Early Life Nutrition Research Unit, Academic Child Health Respiratory Biomedical Research Unit, School of Clinical Sciences, Queen's Medical Centre, University Hospital, Nottingham, UK.
Reproduction. 2011 Jan;141(1):119-26. doi: 10.1530/REP-10-0325. Epub 2010 Nov 2.

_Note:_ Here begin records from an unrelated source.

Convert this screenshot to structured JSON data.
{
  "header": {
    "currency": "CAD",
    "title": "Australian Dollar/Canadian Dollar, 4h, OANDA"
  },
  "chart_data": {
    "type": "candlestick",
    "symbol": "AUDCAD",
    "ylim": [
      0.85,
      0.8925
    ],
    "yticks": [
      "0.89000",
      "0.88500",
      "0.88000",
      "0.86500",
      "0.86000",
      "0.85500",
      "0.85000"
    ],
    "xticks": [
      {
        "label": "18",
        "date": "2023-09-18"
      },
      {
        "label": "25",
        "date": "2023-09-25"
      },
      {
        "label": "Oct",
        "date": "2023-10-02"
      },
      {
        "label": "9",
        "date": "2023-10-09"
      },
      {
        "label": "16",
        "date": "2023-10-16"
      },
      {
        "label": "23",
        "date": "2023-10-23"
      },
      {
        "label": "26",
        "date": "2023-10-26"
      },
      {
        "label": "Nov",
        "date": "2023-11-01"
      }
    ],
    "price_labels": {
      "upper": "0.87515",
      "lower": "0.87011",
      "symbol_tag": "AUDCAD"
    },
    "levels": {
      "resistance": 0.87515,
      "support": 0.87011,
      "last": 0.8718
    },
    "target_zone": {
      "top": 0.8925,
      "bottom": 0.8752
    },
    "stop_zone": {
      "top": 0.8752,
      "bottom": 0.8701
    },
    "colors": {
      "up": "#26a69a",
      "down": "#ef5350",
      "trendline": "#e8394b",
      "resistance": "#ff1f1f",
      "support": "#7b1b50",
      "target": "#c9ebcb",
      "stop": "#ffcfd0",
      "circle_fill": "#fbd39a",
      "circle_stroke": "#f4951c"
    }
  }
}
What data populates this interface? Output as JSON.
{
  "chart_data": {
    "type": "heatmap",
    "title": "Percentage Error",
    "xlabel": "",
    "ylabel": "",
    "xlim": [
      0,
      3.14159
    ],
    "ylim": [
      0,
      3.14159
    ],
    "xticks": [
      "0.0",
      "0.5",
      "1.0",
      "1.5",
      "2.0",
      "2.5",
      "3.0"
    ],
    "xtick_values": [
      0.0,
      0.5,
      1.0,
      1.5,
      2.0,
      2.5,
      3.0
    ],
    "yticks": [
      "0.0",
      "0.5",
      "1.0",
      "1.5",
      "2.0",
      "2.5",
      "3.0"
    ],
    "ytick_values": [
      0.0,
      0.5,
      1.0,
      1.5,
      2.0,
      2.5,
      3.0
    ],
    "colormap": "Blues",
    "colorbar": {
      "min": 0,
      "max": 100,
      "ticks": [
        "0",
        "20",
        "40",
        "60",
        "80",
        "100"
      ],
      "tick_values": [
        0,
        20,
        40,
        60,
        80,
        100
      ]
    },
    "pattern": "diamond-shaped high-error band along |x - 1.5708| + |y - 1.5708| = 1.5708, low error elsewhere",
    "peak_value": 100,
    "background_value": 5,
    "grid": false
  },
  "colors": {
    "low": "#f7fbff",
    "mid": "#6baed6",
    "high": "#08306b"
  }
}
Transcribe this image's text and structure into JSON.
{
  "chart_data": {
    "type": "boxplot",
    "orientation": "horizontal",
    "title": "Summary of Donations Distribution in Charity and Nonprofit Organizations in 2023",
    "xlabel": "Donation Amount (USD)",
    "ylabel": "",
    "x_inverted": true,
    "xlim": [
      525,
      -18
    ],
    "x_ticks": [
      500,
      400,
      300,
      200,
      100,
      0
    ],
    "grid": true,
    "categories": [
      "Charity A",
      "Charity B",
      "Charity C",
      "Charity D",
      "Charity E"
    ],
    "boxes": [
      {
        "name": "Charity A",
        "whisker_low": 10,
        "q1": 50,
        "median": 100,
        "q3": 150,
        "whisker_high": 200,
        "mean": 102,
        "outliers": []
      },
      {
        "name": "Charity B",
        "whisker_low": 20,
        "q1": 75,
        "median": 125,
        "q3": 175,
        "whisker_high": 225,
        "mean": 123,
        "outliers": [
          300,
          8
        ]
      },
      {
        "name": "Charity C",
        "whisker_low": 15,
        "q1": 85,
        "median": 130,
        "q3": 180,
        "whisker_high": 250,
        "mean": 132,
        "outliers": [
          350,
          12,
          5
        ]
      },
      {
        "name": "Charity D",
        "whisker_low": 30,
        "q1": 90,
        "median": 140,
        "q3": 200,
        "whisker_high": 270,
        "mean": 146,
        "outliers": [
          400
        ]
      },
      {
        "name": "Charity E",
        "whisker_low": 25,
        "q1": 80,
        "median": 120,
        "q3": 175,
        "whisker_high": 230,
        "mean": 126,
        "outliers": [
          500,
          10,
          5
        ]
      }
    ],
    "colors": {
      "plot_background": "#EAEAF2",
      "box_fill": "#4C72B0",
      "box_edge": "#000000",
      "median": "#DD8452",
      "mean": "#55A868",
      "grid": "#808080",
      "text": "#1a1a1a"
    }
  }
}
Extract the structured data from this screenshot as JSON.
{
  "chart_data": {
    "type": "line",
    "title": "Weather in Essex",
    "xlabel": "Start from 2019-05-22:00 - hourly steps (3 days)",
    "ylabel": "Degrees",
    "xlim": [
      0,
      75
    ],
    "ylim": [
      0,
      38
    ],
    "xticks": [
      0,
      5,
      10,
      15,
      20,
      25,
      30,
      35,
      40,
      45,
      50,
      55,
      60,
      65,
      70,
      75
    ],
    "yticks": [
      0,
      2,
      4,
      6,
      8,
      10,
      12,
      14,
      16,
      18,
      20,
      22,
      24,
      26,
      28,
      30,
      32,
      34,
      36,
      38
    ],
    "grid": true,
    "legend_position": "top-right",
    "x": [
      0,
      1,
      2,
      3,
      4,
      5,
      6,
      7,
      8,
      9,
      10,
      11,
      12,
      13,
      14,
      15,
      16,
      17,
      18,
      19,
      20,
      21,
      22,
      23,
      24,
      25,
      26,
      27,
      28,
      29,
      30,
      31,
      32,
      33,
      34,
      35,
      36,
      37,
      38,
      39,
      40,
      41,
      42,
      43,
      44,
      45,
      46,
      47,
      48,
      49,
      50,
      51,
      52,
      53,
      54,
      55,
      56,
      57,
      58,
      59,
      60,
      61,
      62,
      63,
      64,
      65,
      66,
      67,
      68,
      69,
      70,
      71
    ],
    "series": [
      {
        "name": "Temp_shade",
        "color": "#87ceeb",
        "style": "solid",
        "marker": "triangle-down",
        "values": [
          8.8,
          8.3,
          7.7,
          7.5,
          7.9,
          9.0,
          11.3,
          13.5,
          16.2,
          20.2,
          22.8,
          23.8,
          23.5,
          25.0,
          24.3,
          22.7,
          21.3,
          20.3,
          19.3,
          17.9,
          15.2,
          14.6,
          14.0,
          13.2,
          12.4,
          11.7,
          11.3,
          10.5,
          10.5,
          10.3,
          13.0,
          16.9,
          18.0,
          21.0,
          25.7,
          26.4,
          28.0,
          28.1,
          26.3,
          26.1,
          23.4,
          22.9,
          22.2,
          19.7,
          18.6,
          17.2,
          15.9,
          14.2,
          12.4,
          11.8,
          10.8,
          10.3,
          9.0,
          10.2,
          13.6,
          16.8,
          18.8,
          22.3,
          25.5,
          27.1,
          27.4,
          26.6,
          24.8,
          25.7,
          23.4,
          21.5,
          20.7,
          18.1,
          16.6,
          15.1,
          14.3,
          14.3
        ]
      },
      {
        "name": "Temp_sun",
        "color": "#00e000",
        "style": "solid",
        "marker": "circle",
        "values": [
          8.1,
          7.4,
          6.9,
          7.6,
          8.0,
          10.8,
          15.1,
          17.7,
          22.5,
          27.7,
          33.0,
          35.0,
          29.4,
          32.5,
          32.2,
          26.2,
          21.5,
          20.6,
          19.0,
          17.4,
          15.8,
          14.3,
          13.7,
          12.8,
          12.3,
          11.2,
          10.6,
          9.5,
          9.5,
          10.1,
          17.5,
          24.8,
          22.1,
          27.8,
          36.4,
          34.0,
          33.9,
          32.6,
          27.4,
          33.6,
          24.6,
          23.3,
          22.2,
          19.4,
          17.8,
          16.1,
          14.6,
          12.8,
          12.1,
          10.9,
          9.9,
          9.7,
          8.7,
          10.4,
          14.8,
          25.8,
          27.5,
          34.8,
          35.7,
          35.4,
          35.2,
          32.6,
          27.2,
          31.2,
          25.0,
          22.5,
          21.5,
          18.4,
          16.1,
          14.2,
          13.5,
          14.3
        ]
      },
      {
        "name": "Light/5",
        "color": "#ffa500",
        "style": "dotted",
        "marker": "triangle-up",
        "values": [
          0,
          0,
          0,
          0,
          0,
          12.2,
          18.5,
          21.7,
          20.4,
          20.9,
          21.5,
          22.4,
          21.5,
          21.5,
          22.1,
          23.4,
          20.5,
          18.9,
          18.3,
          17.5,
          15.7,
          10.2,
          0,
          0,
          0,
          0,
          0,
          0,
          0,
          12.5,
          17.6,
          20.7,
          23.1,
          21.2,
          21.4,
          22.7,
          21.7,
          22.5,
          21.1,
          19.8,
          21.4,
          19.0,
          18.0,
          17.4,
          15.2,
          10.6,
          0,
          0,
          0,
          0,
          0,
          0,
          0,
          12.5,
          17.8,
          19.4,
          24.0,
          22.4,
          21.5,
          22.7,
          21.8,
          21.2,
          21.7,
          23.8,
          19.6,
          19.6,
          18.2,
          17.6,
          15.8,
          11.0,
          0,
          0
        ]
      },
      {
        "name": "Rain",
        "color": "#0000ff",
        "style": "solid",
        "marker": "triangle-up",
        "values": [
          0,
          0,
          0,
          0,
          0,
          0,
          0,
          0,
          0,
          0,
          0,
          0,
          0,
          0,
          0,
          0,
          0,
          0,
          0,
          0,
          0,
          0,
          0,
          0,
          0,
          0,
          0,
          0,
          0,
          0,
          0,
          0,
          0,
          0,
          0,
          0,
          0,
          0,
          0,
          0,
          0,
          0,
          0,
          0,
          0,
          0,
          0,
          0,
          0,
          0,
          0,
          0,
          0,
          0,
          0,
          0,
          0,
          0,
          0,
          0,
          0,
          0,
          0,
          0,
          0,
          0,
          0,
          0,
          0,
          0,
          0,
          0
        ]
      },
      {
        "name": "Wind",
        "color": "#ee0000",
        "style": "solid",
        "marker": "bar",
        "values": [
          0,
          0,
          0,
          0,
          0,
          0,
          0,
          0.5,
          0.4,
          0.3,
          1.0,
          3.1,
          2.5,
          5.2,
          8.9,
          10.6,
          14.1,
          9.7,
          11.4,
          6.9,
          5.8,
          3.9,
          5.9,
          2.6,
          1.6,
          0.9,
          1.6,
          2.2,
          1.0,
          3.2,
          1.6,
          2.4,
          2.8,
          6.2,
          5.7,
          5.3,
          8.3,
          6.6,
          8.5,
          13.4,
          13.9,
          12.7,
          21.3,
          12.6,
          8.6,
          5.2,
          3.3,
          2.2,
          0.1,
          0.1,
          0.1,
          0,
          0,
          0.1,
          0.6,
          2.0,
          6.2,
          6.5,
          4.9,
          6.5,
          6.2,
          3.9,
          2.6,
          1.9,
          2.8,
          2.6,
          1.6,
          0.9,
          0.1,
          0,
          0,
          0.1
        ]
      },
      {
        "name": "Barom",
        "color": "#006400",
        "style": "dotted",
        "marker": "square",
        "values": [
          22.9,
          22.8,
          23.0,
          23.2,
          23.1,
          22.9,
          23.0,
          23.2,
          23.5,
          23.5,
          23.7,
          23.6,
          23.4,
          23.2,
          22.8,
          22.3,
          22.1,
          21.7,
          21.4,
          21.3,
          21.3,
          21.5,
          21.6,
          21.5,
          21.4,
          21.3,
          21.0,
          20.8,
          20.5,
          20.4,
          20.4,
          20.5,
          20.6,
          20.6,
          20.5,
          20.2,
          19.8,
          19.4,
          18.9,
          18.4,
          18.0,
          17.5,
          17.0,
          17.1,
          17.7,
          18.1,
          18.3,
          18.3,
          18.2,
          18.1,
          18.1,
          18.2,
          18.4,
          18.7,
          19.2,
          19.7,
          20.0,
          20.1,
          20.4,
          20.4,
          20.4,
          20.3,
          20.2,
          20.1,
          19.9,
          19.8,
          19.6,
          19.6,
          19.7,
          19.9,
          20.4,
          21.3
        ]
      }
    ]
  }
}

Maternal nutrition during the period of early organ development can modulate the offspring's ability to metabolise excess fat as young adults when exposed to an obesogenic environment. This study examined the hypothesis that exposing offspring to nutrient restriction coincident with early hepatogenesis would result in endocrine and metabolic adaptations that subsequently lead to increased ectopic lipid accumulation within the liver. Pregnant sheep were fed either 50 or 100% of total metabolisable energy requirements from 30 to 80 days gestation and 100% thereafter. At weaning, offspring were made obese, and at ~1 year of age livers were sampled. Lipid infiltration and molecular indices of gluconeogenesis, lipid metabolism and mitochondrial function were measured. Although hepatic triglyceride accumulation was not affected by obesity per se, it was nearly doubled in obese offspring born to nutrient-restricted mothers. This adaptation was accompanied by elevated gene expression for peroxisome proliferator-activated receptor γ (PPARG) and its co-activator PGC1α, which may be indicative of changes in the rate of hepatic fatty acid oxidation. In contrast, maternal diet had no influence on the stimulatory effect of obesity on gene expression for a range of proteins involved in glucose metabolism and energy balance including glucokinase, glucocorticoid receptors and uncoupling protein 2. Similarly, although gene expressions for the insulin and IGF1 receptors were suppressed by obesity they were not influenced by the prenatal nutritional environment. In conclusion, excess hepatic lipid accumulation with juvenile obesity is promoted by suboptimal nutrition coincident with early development of the fetal liver.
母体在胚胎器官早期发育阶段的营养供应可以调节后代在成年后暴露于肥胖环境时代谢多余脂肪的能力。本研究检验了这样一个假设,即让后代在早期肝发生时同时接受营养限制,会导致内分泌和代谢适应,从而导致肝脏内异位脂质积累增加。从妊娠 30 天到 80 天,给怀孕的绵羊喂食 50%或 100%的总可代谢能量需求,此后一直喂食 100%的能量。在断奶时,使后代肥胖,然后在大约 1 岁时采集肝脏样本。测量脂质浸润和糖异生、脂质代谢和线粒体功能的分子指标。尽管肥胖本身并没有影响肝脏甘油三酯的积累,但在营养受限母亲所生的肥胖后代中,肝脏甘油三酯的积累几乎增加了一倍。这种适应伴随着过氧化物酶体增殖物激活受体γ(PPARG)及其共激活因子 PGC1α的基因表达升高,这可能表明肝脏脂肪酸氧化率发生了变化。相比之下,母体饮食对肥胖对参与葡萄糖代谢和能量平衡的一系列蛋白质(包括葡萄糖激酶、糖皮质激素受体和解偶联蛋白 2)的基因表达的刺激作用没有影响。同样,尽管肥胖抑制了胰岛素和 IGF1 受体的基因表达,但它们不受产前营养环境的影响。总之,在胎儿肝脏早期发育时接受次优营养供应会促进与青少年肥胖相关的肝脏内过多脂质积累。